Alper was diagnosed at two years old, which enabled him to get early and intensive education as soon as possible. We were one of the lucky ones as we could afford special education and speech therapy.
However, I noticed that these weren’t nearly enough for his development.
Around this time, I noticed his interest in my smartphone, and how he could focus on it for extended periods of time. I knew Alper would love gamified content, but I couldn’t find any that would have been suitable for his age and sensitivities.
That’s what drove my good friend from university and me to develop a simple color matching game on an app, and Alper loved it.

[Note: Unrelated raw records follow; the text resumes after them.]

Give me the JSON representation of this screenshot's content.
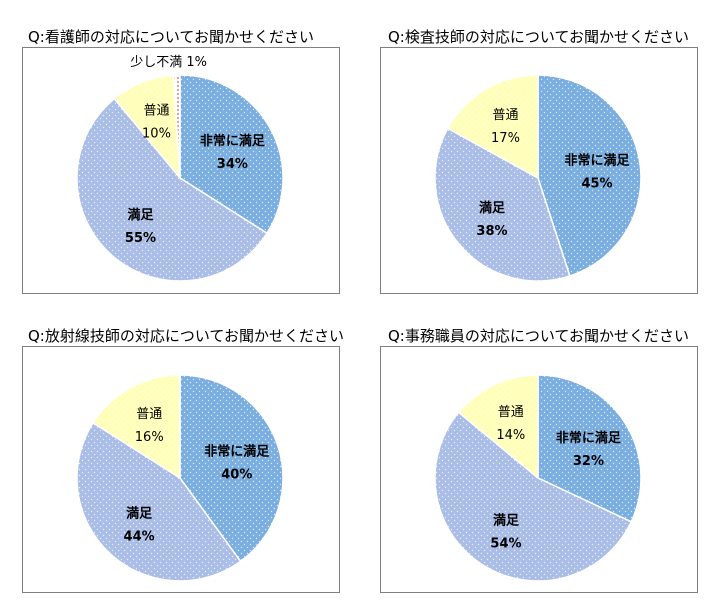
{
  "chart_data": [
    {
      "type": "pie",
      "title": "Q:看護師の対応についてお聞かせください",
      "slices": [
        {
          "label": "非常に満足",
          "value": 34,
          "value_label": "34%",
          "color": "#7aaee0",
          "bold": true
        },
        {
          "label": "満足",
          "value": 55,
          "value_label": "55%",
          "color": "#a9bde6",
          "bold": true
        },
        {
          "label": "普通",
          "value": 10,
          "value_label": "10%",
          "color": "#ffffb9",
          "bold": false
        },
        {
          "label": "少し不満",
          "value": 1,
          "value_label": "1%",
          "color": "#f28d8d",
          "bold": false
        }
      ]
    },
    {
      "type": "pie",
      "title": "Q:検査技師の対応についてお聞かせください",
      "slices": [
        {
          "label": "非常に満足",
          "value": 45,
          "value_label": "45%",
          "color": "#7aaee0",
          "bold": true
        },
        {
          "label": "満足",
          "value": 38,
          "value_label": "38%",
          "color": "#a9bde6",
          "bold": true
        },
        {
          "label": "普通",
          "value": 17,
          "value_label": "17%",
          "color": "#ffffb9",
          "bold": false
        }
      ]
    },
    {
      "type": "pie",
      "title": "Q:放射線技師の対応についてお聞かせください",
      "slices": [
        {
          "label": "非常に満足",
          "value": 40,
          "value_label": "40%",
          "color": "#7aaee0",
          "bold": true
        },
        {
          "label": "満足",
          "value": 44,
          "value_label": "44%",
          "color": "#a9bde6",
          "bold": true
        },
        {
          "label": "普通",
          "value": 16,
          "value_label": "16%",
          "color": "#ffffb9",
          "bold": false
        }
      ]
    },
    {
      "type": "pie",
      "title": "Q:事務職員の対応についてお聞かせください",
      "slices": [
        {
          "label": "非常に満足",
          "value": 32,
          "value_label": "32%",
          "color": "#7aaee0",
          "bold": true
        },
        {
          "label": "満足",
          "value": 54,
          "value_label": "54%",
          "color": "#a9bde6",
          "bold": true
        },
        {
          "label": "普通",
          "value": 14,
          "value_label": "14%",
          "color": "#ffffb9",
          "bold": false
        }
      ]
    }
  ]
}
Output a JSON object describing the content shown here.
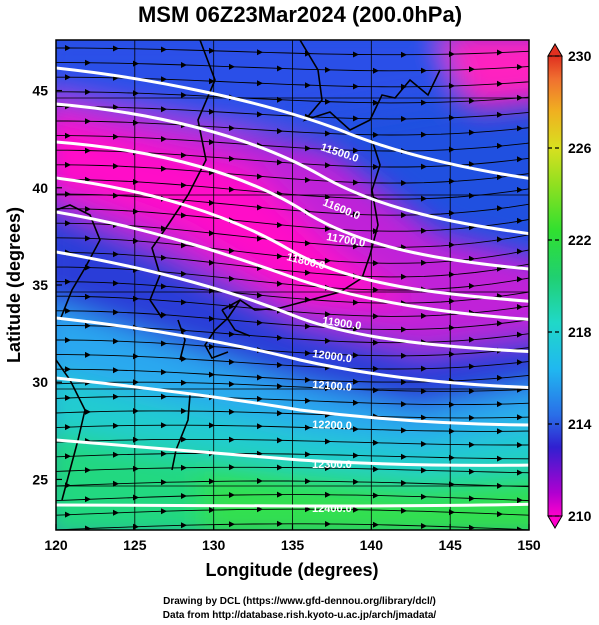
{
  "title": "MSM 06Z23Mar2024 (200.0hPa)",
  "xlabel": "Longitude (degrees)",
  "ylabel": "Latitude  (degrees)",
  "xticks": [
    120,
    125,
    130,
    135,
    140,
    145,
    150
  ],
  "yticks": [
    25,
    30,
    35,
    40,
    45
  ],
  "xlim": [
    120,
    150
  ],
  "ylim": [
    22.4,
    47.6
  ],
  "colorbar": {
    "ticks": [
      210,
      214,
      218,
      222,
      226,
      230
    ],
    "range": [
      210,
      230
    ],
    "colors": [
      "#ff00cc",
      "#b000d0",
      "#3020d0",
      "#2a6fe8",
      "#20b8f0",
      "#20d8c8",
      "#20d070",
      "#30e030",
      "#90e020",
      "#d8e020",
      "#f0b020",
      "#f07030",
      "#e03020"
    ]
  },
  "contour_labels": [
    "11500.0",
    "11600.0",
    "11700.0",
    "11800.0",
    "11900.0",
    "12000.0",
    "12100.0",
    "12200.0",
    "12300.0",
    "12400.0"
  ],
  "credits": [
    "Drawing by DCL (https://www.gfd-dennou.org/library/dcl/)",
    "Data from http://database.rish.kyoto-u.ac.jp/arch/jmadata/"
  ],
  "chart_data": {
    "type": "heatmap",
    "title": "MSM 06Z23Mar2024 (200.0hPa)",
    "xlabel": "Longitude (degrees)",
    "ylabel": "Latitude  (degrees)",
    "xlim": [
      120,
      150
    ],
    "ylim": [
      22.4,
      47.6
    ],
    "colorbar_range": [
      210,
      230
    ],
    "field": "temperature shaded, geopotential height contours, wind streamlines",
    "contour_levels": [
      11500,
      11600,
      11700,
      11800,
      11900,
      12000,
      12100,
      12200,
      12300,
      12400
    ],
    "grid": true
  }
}
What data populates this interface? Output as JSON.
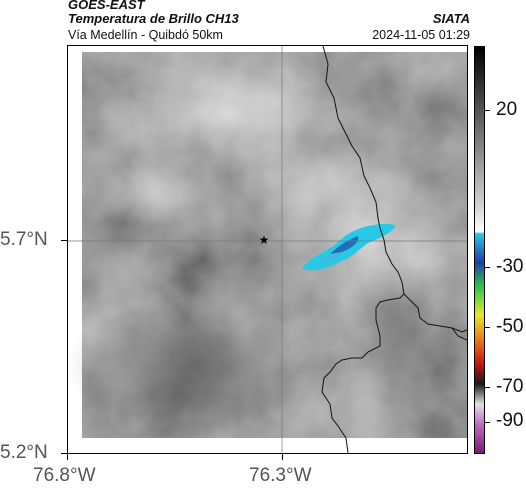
{
  "header": {
    "satellite": "GOES-EAST",
    "product": "Temperatura de Brillo CH13",
    "road": "Vía Medellín - Quibdó 50km",
    "source": "SIATA",
    "timestamp": "2024-11-05 01:29"
  },
  "axes": {
    "y_ticks": [
      "5.7°N",
      "5.2°N"
    ],
    "x_ticks": [
      "76.8°W",
      "76.3°W"
    ]
  },
  "colorbar": {
    "tick_labels": [
      "20",
      "-30",
      "-50",
      "-70",
      "-90"
    ],
    "tick_values": [
      20,
      -30,
      -50,
      -70,
      -90
    ]
  },
  "colors": {
    "cold_cloud_cyan": "#27c9e6",
    "deep_cloud_blue": "#1f6fb8",
    "background_gray": "#7a7a7a"
  }
}
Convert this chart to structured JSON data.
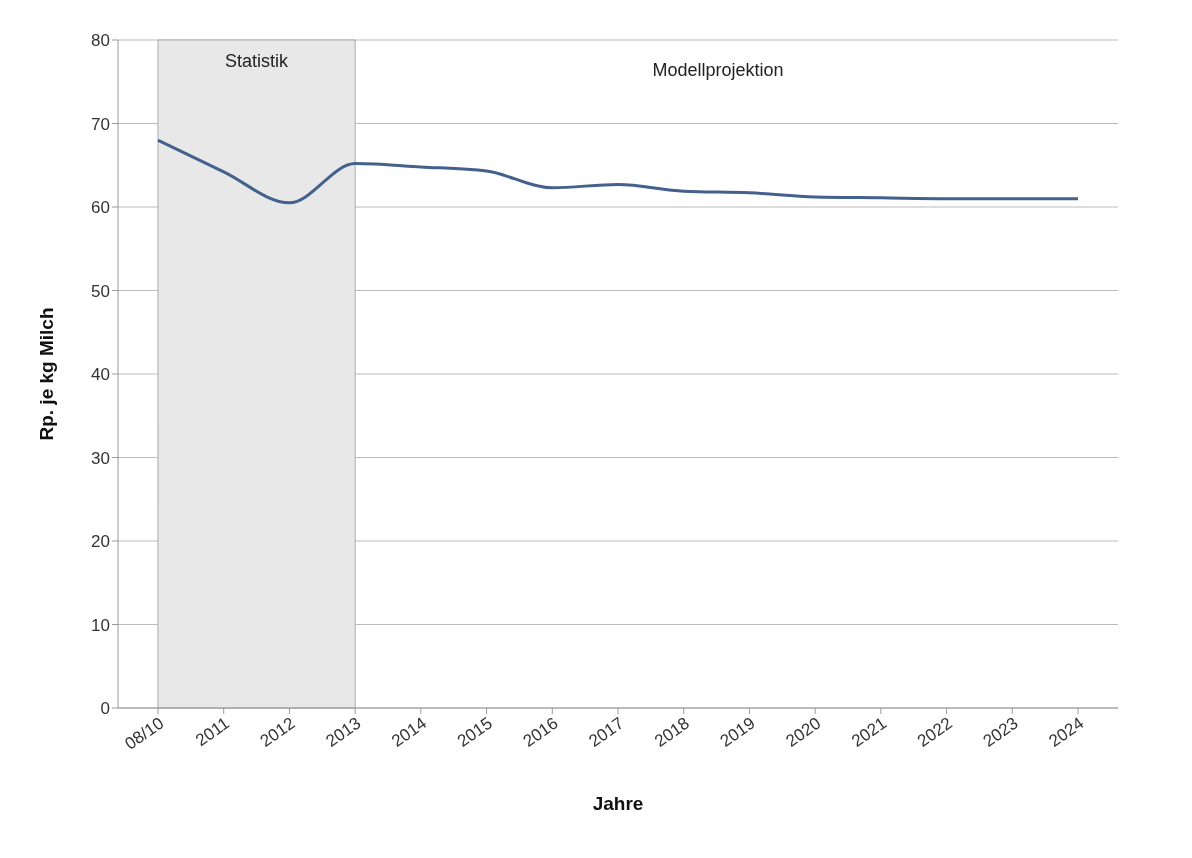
{
  "chart_data": {
    "type": "line",
    "xlabel": "Jahre",
    "ylabel": "Rp. je kg Milch",
    "categories": [
      "08/10",
      "2011",
      "2012",
      "2013",
      "2014",
      "2015",
      "2016",
      "2017",
      "2018",
      "2019",
      "2020",
      "2021",
      "2022",
      "2023",
      "2024"
    ],
    "series": [
      {
        "color": "#44608c",
        "values": [
          68,
          64.2,
          60.5,
          65.2,
          64.8,
          64.3,
          62.3,
          62.7,
          61.9,
          61.7,
          61.2,
          61.1,
          61,
          61,
          61
        ]
      }
    ],
    "ylim": [
      0,
      80
    ],
    "yticks": [
      0,
      10,
      20,
      30,
      40,
      50,
      60,
      70,
      80
    ],
    "grid": "y",
    "legend": false,
    "marker": "none",
    "line_style": "solid",
    "bands": [
      {
        "axis": "x",
        "from": "08/10",
        "to": "2013",
        "label": "Statistik",
        "color": "#e8e8e8"
      }
    ],
    "annotations": [
      "Modellprojektion"
    ]
  }
}
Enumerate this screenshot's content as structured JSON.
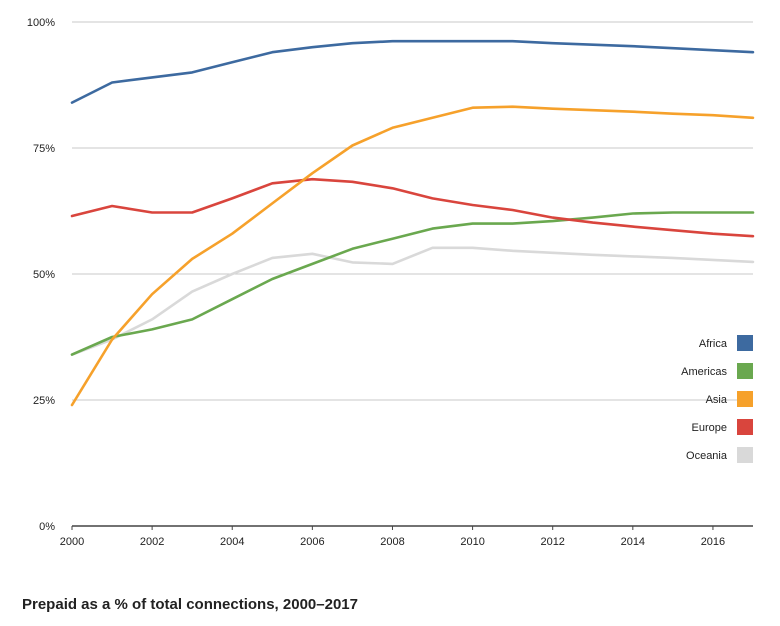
{
  "chart_data": {
    "type": "line",
    "title": "Prepaid as a % of total connections, 2000–2017",
    "x": [
      2000,
      2001,
      2002,
      2003,
      2004,
      2005,
      2006,
      2007,
      2008,
      2009,
      2010,
      2011,
      2012,
      2013,
      2014,
      2015,
      2016,
      2017
    ],
    "xlim": [
      2000,
      2017
    ],
    "ylim": [
      0,
      100
    ],
    "x_ticks": [
      "2000",
      "2002",
      "2004",
      "2006",
      "2008",
      "2010",
      "2012",
      "2014",
      "2016"
    ],
    "x_tick_values": [
      2000,
      2002,
      2004,
      2006,
      2008,
      2010,
      2012,
      2014,
      2016
    ],
    "y_ticks": [
      "0%",
      "25%",
      "50%",
      "75%",
      "100%"
    ],
    "y_tick_values": [
      0,
      25,
      50,
      75,
      100
    ],
    "grid": "horizontal",
    "legend_position": "right",
    "series": [
      {
        "name": "Africa",
        "color": "#3d6aa0",
        "values": [
          84,
          88,
          89,
          90,
          92,
          94,
          95,
          95.8,
          96.2,
          96.2,
          96.2,
          96.2,
          95.8,
          95.5,
          95.2,
          94.8,
          94.4,
          94
        ]
      },
      {
        "name": "Americas",
        "color": "#6aa84f",
        "values": [
          34,
          37.5,
          39,
          41,
          45,
          49,
          52,
          55,
          57,
          59,
          60,
          60,
          60.5,
          61.2,
          62,
          62.2,
          62.2,
          62.2
        ]
      },
      {
        "name": "Asia",
        "color": "#f6a12b",
        "values": [
          24,
          37,
          46,
          53,
          58,
          64,
          70,
          75.5,
          79,
          81,
          83,
          83.2,
          82.8,
          82.5,
          82.2,
          81.8,
          81.5,
          81
        ]
      },
      {
        "name": "Europe",
        "color": "#d9453d",
        "values": [
          61.5,
          63.5,
          62.2,
          62.2,
          65,
          68,
          68.8,
          68.3,
          67,
          65,
          63.7,
          62.7,
          61.2,
          60.2,
          59.4,
          58.7,
          58,
          57.5
        ]
      },
      {
        "name": "Oceania",
        "color": "#d9d9d9",
        "values": [
          34,
          37,
          41,
          46.5,
          50,
          53.2,
          54,
          52.3,
          52,
          55.2,
          55.2,
          54.6,
          54.2,
          53.8,
          53.5,
          53.2,
          52.8,
          52.4
        ]
      }
    ]
  }
}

He quickly learned colors, a concept he struggled with through his special education.
That was the start of Otsimo.
By combining available technology and scientifically proven therapy methods, our app had a goal of reimagining early and intensive education — and to make it accessible and affordable for all.
Thus, we partnered with the Turkish Ministry of National Education and one of the biggest telecommunication companies in the region, Turkcell, and then we licensed our product and built autism classrooms in schools.
Our products are used within those smart classes, through smart devices provided by our partner, under the supervision of the Ministry of National Education, completely free of charge in Turkey’s various cities.
With the right partnerships, it is possible to get your solution out into the world and to places you would not be able to reach otherwise.
Our efforts to fund our product outside our region made it possible to join many different communities and meet like-minded people who had similar struggles to share their knowledge regarding our collective work.
Becoming a Solver team in the 2021 MIT Solve Equitable Classrooms Challenge reinforced the idea that many edtech entrepreneurs are working towards the same goal in so many different ways.
Together, we can inspire, connect with, and learn from one another to create an even bigger impact in our communities.